National Gardening Day happened this week. Don’t feel bad if it wasn’t on your radar, because, honestly, it wasn’t really on ours, either: Every day is Gardening Day for us!
Instead, we had our eyes on the April sky, fringed by the lacy foliage of blossoming trees. If we had wings we’d flap up there to chit-chat with the chickadees about the changes they’re feeling: body weight burgeoning, organs reorganizing, and nights of sleepless flights for the great migration to a final nesting place (did you know many birds can sense Earth’s magnetic field, which they use to navigate?):
The least we ground-bound builders of things can do is reduce the impact of our various pollutants, by, say, turning off the lights that cause avian accidents, slapping on the best brands of eco-makeup and quietly crab-walking in an electric Hummer (but definitely not by taking a lawn mower road trip.)

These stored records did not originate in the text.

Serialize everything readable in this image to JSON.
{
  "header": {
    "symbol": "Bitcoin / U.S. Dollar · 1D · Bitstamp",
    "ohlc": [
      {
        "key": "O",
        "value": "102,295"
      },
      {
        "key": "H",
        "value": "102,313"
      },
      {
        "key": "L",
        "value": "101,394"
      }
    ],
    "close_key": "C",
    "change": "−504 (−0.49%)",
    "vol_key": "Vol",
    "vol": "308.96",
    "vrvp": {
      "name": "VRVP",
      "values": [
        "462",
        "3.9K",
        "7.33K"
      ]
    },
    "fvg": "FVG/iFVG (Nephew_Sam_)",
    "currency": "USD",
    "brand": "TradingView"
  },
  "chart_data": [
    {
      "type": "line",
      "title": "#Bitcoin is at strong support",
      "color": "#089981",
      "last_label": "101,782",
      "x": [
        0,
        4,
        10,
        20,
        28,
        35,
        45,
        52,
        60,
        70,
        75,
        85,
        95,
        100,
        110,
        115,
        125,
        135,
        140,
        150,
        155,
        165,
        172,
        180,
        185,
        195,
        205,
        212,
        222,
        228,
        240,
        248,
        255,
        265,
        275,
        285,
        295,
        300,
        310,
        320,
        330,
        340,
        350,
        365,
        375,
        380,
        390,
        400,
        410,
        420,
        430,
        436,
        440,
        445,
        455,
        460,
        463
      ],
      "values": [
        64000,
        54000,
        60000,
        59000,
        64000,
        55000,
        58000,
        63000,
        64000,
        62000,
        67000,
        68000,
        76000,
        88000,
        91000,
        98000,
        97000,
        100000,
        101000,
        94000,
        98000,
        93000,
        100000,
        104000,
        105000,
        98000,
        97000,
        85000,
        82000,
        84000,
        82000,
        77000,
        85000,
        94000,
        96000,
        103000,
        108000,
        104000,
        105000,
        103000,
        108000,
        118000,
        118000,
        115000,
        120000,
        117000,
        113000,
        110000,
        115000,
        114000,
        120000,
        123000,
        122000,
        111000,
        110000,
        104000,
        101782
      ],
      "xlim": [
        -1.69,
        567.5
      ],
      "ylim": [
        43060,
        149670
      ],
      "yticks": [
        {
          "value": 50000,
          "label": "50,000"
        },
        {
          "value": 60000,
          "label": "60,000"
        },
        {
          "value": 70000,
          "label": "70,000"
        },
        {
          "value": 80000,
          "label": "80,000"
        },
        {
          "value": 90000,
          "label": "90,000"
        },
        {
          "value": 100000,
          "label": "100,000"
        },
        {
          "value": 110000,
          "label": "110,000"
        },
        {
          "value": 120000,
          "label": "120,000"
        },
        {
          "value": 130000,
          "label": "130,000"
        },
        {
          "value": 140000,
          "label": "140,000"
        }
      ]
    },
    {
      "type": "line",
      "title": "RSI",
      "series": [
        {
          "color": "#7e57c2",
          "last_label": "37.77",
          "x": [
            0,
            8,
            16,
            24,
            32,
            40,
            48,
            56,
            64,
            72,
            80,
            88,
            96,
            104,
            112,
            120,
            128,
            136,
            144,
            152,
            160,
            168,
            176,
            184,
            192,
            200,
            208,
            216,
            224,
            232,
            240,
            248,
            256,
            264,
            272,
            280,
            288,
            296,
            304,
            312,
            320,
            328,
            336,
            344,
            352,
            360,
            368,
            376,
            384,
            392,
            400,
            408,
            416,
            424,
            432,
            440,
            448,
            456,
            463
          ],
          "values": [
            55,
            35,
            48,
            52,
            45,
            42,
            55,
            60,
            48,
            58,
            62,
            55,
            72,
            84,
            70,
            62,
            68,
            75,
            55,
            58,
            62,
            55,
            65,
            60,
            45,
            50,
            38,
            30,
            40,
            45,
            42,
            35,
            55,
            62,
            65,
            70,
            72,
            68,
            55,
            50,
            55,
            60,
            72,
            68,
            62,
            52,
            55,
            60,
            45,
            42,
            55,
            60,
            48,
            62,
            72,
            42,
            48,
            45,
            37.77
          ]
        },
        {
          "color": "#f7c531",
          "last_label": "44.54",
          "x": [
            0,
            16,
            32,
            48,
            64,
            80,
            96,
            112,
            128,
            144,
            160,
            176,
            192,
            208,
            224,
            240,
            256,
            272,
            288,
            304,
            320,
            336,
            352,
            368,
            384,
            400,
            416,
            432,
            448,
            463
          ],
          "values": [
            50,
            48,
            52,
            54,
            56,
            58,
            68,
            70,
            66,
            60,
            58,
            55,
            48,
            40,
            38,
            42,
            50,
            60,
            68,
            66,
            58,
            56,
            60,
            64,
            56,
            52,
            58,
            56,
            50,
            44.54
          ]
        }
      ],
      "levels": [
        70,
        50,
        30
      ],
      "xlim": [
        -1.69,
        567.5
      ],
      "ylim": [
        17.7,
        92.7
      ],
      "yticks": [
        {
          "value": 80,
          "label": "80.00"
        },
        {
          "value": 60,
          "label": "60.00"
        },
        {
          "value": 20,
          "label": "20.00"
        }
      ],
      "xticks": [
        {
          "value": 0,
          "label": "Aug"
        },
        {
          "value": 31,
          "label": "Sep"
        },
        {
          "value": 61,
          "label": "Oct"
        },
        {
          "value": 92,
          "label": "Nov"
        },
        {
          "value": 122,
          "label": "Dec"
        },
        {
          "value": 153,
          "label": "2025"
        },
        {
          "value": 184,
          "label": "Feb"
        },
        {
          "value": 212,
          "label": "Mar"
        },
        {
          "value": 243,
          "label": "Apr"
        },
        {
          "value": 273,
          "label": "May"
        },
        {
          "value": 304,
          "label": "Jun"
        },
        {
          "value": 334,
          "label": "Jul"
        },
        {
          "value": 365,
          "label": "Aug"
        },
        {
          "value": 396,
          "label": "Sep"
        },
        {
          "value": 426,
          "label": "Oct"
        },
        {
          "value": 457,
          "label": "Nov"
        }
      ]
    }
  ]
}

If you’re stuck with internal combustion, at least consider puttering around in a petalmobile, although real flowers have something to say about those emissions. They are already increasing pigmentation in response to climate change. At least our grassy seas are eliminating carbon from the atmosphere over 30 times faster than tropical rainforests, according to this article.
All our staring at the soil is probably freaking out the perennials popping up this week, so we’ll sow new terranean trust in the form of longer-blooming annuals, specifically the ones that smell nice. Until they flower, we can strike up a stick of incense in the garden because we’ll need all the help we can get after eating crocks of these national park delicacies.
Another week of scouring the internet for buzzworthy nature news (this buzz is so ancient it’s news) reminds us how funny it is that we get our hands dirty because it feels good. We get to ‘Tok, memeify and illustrate our fractured experiences of nature’s frenzy, but nothing will come close to mourning cloak butterflies untucking themselves from tree-bark hideouts, or being the creature that actually eats and lives in your compost, or shaking off hibernation to find yourself being gawked at by zoo-goers.
We’re not opposed to gawking at people either, like IG’s black femme green thumbs and the 80-year-old mango man we wish would invite us over for 300-breed fruit salad. Kind of makes the trendy tomato seeds we ordered look a little less triumphant, but hey, it’s all about the small victories—growing into juicy ripe ones!